Watch the Crew Dragon switch parking spots
In preparation for port relocation, the Crew-1 astronauts – NASA’s Michael Hopkins, Victor Glover and Shannon Walker, and Japan’s Soichi Noguchi – changed into their spacesuits early Monday morning. Spacesuits are required for docking and undocking maneuvers, in case anything goes wrong and the spaceship’s cabin is compromised.
SpaceX also had a recovery ship stationed near splashdown sites in the Atlantic Ocean, in case the Crew Dragon had to deorbit and plunge back to Earth.
But everything seemed to go smoothly. The astronauts climbed aboard the Crew Dragon capsule, which they’ve named “Resilience,” checked for air-pressure leaks, then instructed the spaceship to begin the fully automated maneuver. The hooks keeping Resilience attached to the space station’s forward port retracted at 6:30 a.m. ET, undocking the spaceship from the ISS. The vehicle then fired its thrusters to back away.
Over the next 30 minutes, while circling the Earth at about 5 miles per second, Resilience moved above the ISS and aligned itself with the station’s space-facing zenith port. It docked there at 7:08 a.m. ET.
NASA broadcast the maneuver in the video below. Undocking starts at about 30:45.

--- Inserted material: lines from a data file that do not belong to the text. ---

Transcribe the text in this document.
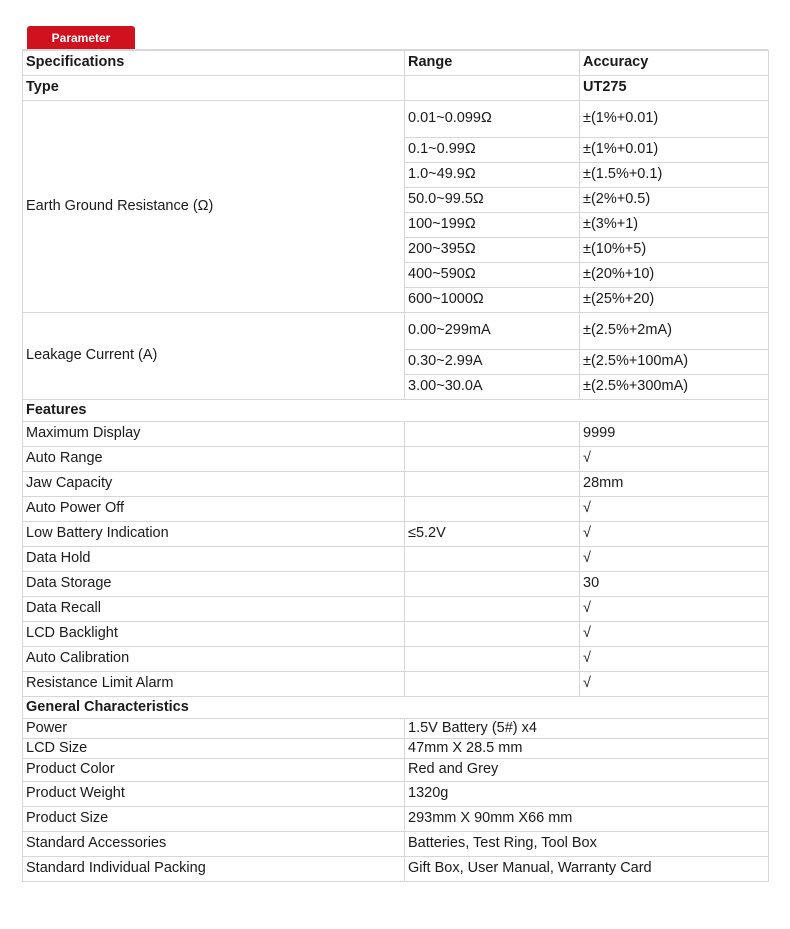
Parameter
Specifications	Range	Accuracy
Type		UT275
Earth Ground Resistance (Ω)	0.01~0.099Ω	±(1%+0.01)
	0.1~0.99Ω	±(1%+0.01)
	1.0~49.9Ω	±(1.5%+0.1)
	50.0~99.5Ω	±(2%+0.5)
	100~199Ω	±(3%+1)
	200~395Ω	±(10%+5)
	400~590Ω	±(20%+10)
	600~1000Ω	±(25%+20)
Leakage Current (A)	0.00~299mA	±(2.5%+2mA)
	0.30~2.99A	±(2.5%+100mA)
	3.00~30.0A	±(2.5%+300mA)
Features		
Maximum Display		9999
Auto Range		√
Jaw Capacity		28mm
Auto Power Off		√
Low Battery Indication	≤5.2V	√
Data Hold		√
Data Storage		30
Data Recall		√
LCD Backlight		√
Auto Calibration		√
Resistance Limit Alarm		√
General Characteristics		
Power	1.5V Battery (5#) x4	
LCD Size	47mm X 28.5 mm	
Product Color	Red and Grey	
Product Weight	1320g	
Product Size	293mm X 90mm X66 mm	
Standard Accessories	Batteries, Test Ring, Tool Box	
Standard Individual Packing	Gift Box, User Manual, Warranty Card	
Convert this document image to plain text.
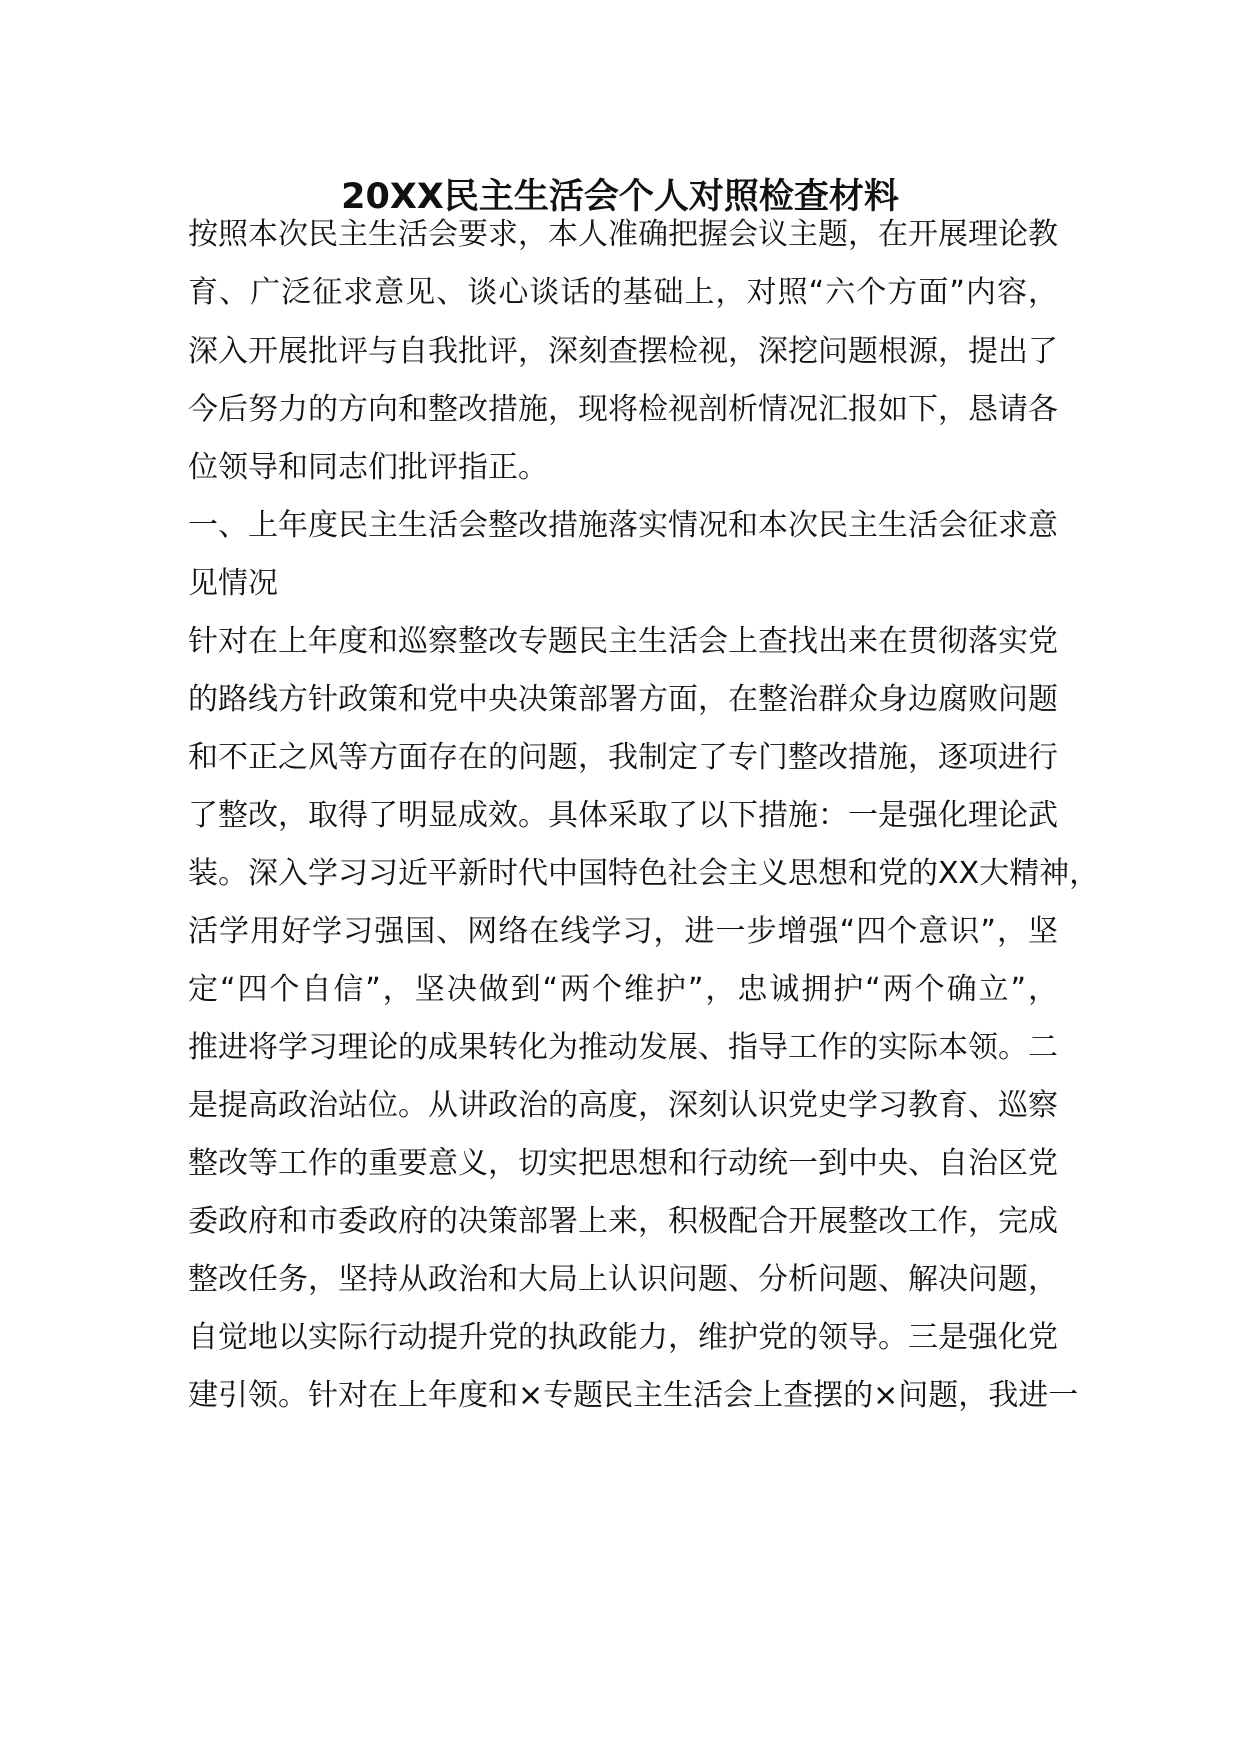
20XX民主生活会个人对照检查材料
按照本次民主生活会要求，本人准确把握会议主题，在开展理论教
育、广泛征求意见、谈心谈话的基础上，对照“六个方面”内容，
深入开展批评与自我批评，深刻查摆检视，深挖问题根源，提出了
今后努力的方向和整改措施，现将检视剖析情况汇报如下，恳请各
位领导和同志们批评指正。
一、上年度民主生活会整改措施落实情况和本次民主生活会征求意
见情况
针对在上年度和巡察整改专题民主生活会上查找出来在贯彻落实党
的路线方针政策和党中央决策部署方面，在整治群众身边腐败问题
和不正之风等方面存在的问题，我制定了专门整改措施，逐项进行
了整改，取得了明显成效。具体采取了以下措施：一是强化理论武
装。深入学习习近平新时代中国特色社会主义思想和党的XX大精神，
活学用好学习强国、网络在线学习，进一步增强“四个意识”，坚
定“四个自信”，坚决做到“两个维护”，忠诚拥护“两个确立”，
推进将学习理论的成果转化为推动发展、指导工作的实际本领。二
是提高政治站位。从讲政治的高度，深刻认识党史学习教育、巡察
整改等工作的重要意义，切实把思想和行动统一到中央、自治区党
委政府和市委政府的决策部署上来，积极配合开展整改工作，完成
整改任务，坚持从政治和大局上认识问题、分析问题、解决问题，
自觉地以实际行动提升党的执政能力，维护党的领导。三是强化党
建引领。针对在上年度和×专题民主生活会上查摆的×问题，我进一
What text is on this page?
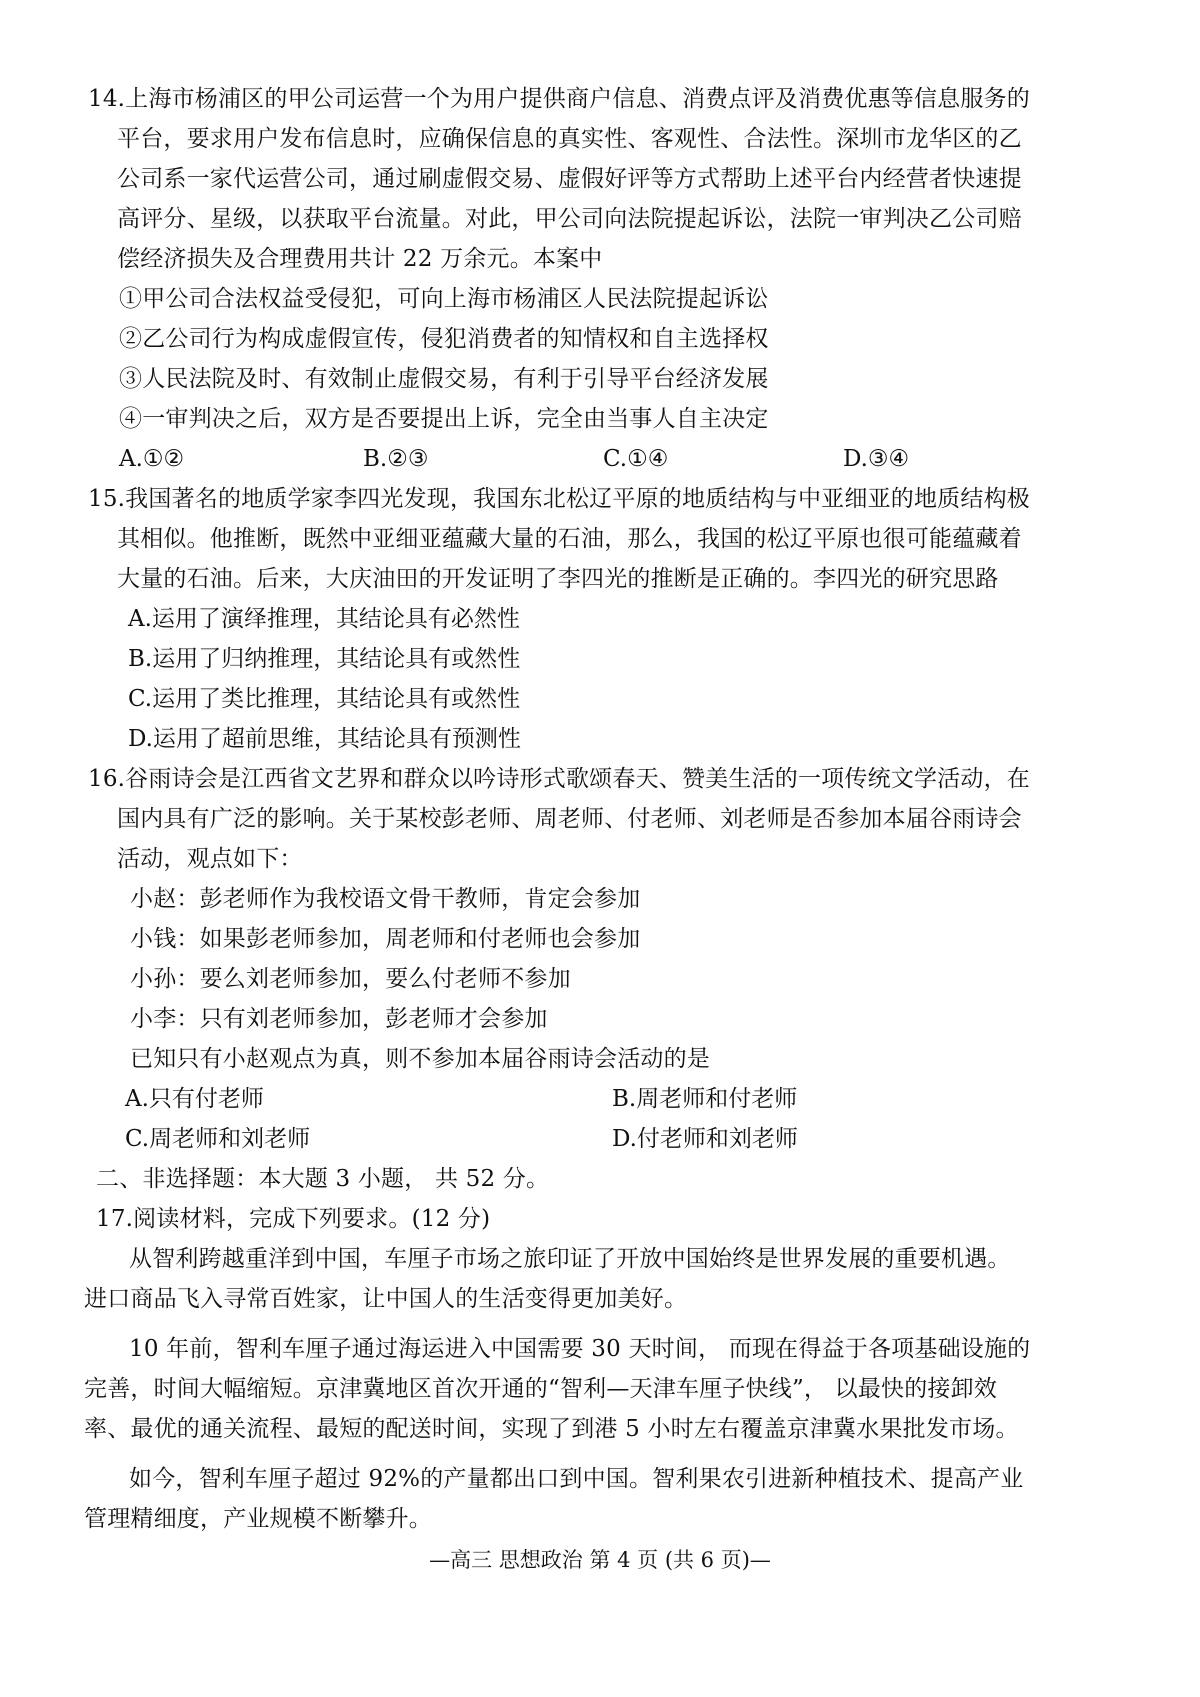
14.上海市杨浦区的甲公司运营一个为用户提供商户信息、消费点评及消费优惠等信息服务的
平台，要求用户发布信息时，应确保信息的真实性、客观性、合法性。深圳市龙华区的乙
公司系一家代运营公司，通过刷虚假交易、虚假好评等方式帮助上述平台内经营者快速提
高评分、星级，以获取平台流量。对此，甲公司向法院提起诉讼，法院一审判决乙公司赔
偿经济损失及合理费用共计 22 万余元。本案中
①甲公司合法权益受侵犯，可向上海市杨浦区人民法院提起诉讼
②乙公司行为构成虚假宣传，侵犯消费者的知情权和自主选择权
③人民法院及时、有效制止虚假交易，有利于引导平台经济发展
④一审判决之后，双方是否要提出上诉，完全由当事人自主决定
A.①②	B.②③	C.①④	D.③④
15.我国著名的地质学家李四光发现，我国东北松辽平原的地质结构与中亚细亚的地质结构极
其相似。他推断，既然中亚细亚蕴藏大量的石油，那么，我国的松辽平原也很可能蕴藏着
大量的石油。后来，大庆油田的开发证明了李四光的推断是正确的。李四光的研究思路
A.运用了演绎推理，其结论具有必然性
B.运用了归纳推理，其结论具有或然性
C.运用了类比推理，其结论具有或然性
D.运用了超前思维，其结论具有预测性
16.谷雨诗会是江西省文艺界和群众以吟诗形式歌颂春天、赞美生活的一项传统文学活动，在
国内具有广泛的影响。关于某校彭老师、周老师、付老师、刘老师是否参加本届谷雨诗会
活动，观点如下：
小赵：彭老师作为我校语文骨干教师，肯定会参加
小钱：如果彭老师参加，周老师和付老师也会参加
小孙：要么刘老师参加，要么付老师不参加
小李：只有刘老师参加，彭老师才会参加
已知只有小赵观点为真，则不参加本届谷雨诗会活动的是
A.只有付老师	B.周老师和付老师
C.周老师和刘老师	D.付老师和刘老师
二、非选择题：本大题 3 小题， 共 52 分。
17.阅读材料，完成下列要求。(12 分)
从智利跨越重洋到中国，车厘子市场之旅印证了开放中国始终是世界发展的重要机遇。
进口商品飞入寻常百姓家，让中国人的生活变得更加美好。
10 年前，智利车厘子通过海运进入中国需要 30 天时间， 而现在得益于各项基础设施的
完善，时间大幅缩短。京津冀地区首次开通的“智利—天津车厘子快线”， 以最快的接卸效
率、最优的通关流程、最短的配送时间，实现了到港 5 小时左右覆盖京津冀水果批发市场。
如今，智利车厘子超过 92%的产量都出口到中国。智利果农引进新种植技术、提高产业
管理精细度，产业规模不断攀升。
—高三 思想政治 第 4 页 (共 6 页)—
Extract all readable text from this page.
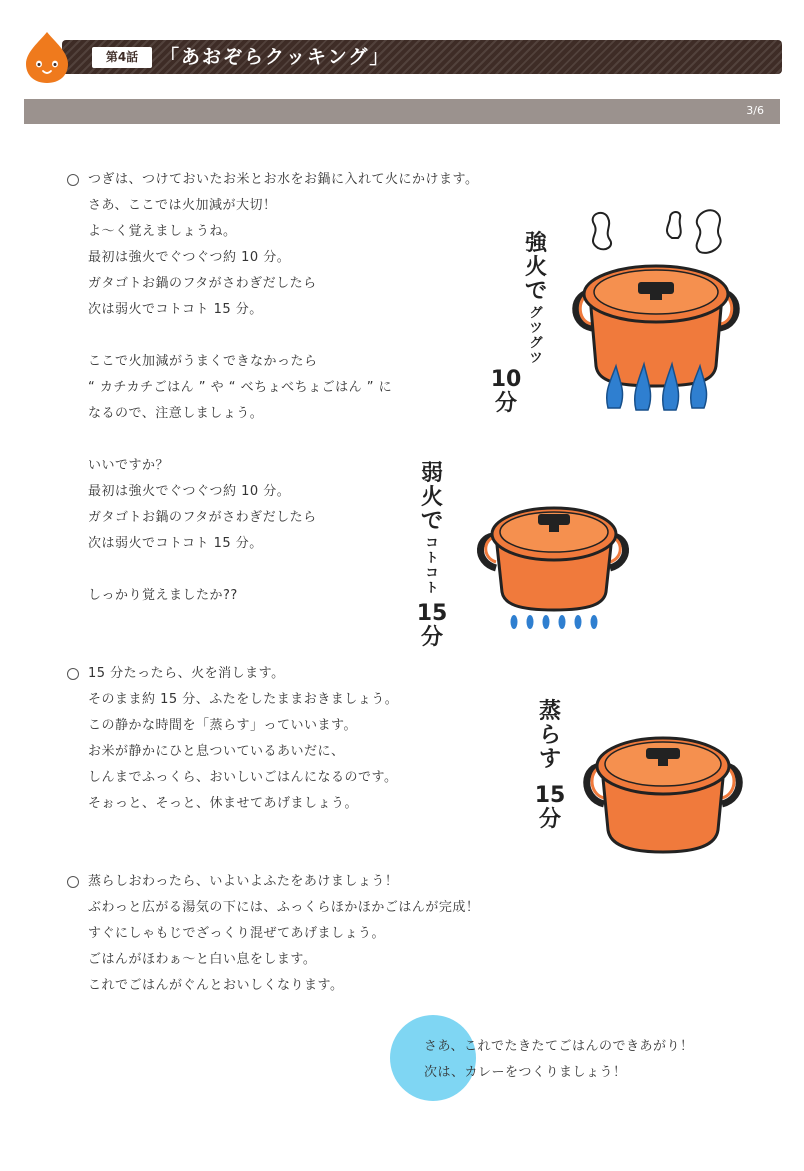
第4話	「あおぞらクッキング」
3/6
つぎは、つけておいたお米とお水をお鍋に入れて火にかけます。
さあ、ここでは火加減が大切！
よ〜く覚えましょうね。
最初は強火でぐつぐつ約 10 分。
ガタゴトお鍋のフタがさわぎだしたら
次は弱火でコトコト 15 分。
ここで火加減がうまくできなかったら
“ カチカチごはん ” や “ べちょべちょごはん ” に
なるので、注意しましょう。
いいですか？
最初は強火でぐつぐつ約 10 分。
ガタゴトお鍋のフタがさわぎだしたら
次は弱火でコトコト 15 分。
しっかり覚えましたか??
15 分たったら、火を消します。
そのまま約 15 分、ふたをしたままおきましょう。
この静かな時間を「蒸らす」っていいます。
お米が静かにひと息ついているあいだに、
しんまでふっくら、おいしいごはんになるのです。
そぉっと、そっと、休ませてあげましょう。
蒸らしおわったら、いよいよふたをあけましょう！
ぶわっと広がる湯気の下には、ふっくらほかほかごはんが完成！
すぐにしゃもじでざっくり混ぜてあげましょう。
ごはんがほわぁ〜と白い息をします。
これでごはんがぐんとおいしくなります。
強
火
で
グツグツ
10
分
弱
火
で
コトコト
15
分
蒸
ら
す
15
分
さあ、これでたきたてごはんのできあがり！
次は、カレーをつくりましょう！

NASA astronaut Kate Rubins and her Russian colleagues, Sergey Ryzhikov and Sergey Kud-Sverchkov, also performed their own port relocation on March 19. They moved their Soyuz spaceship from the Earth-facing port of the Russian module on the ISS to its space-facing port. That leaves the former open for the next Soyuz spaceship to bring up three more astronauts on April 9.
Unlike Crew Dragon, however, Soyuz has to be maneuvered manually.
After Crew-1 returns to Earth, an uncrewed Cargo Dragon spaceship carrying new solar panels for the ISS is set to take its place on the zenith port.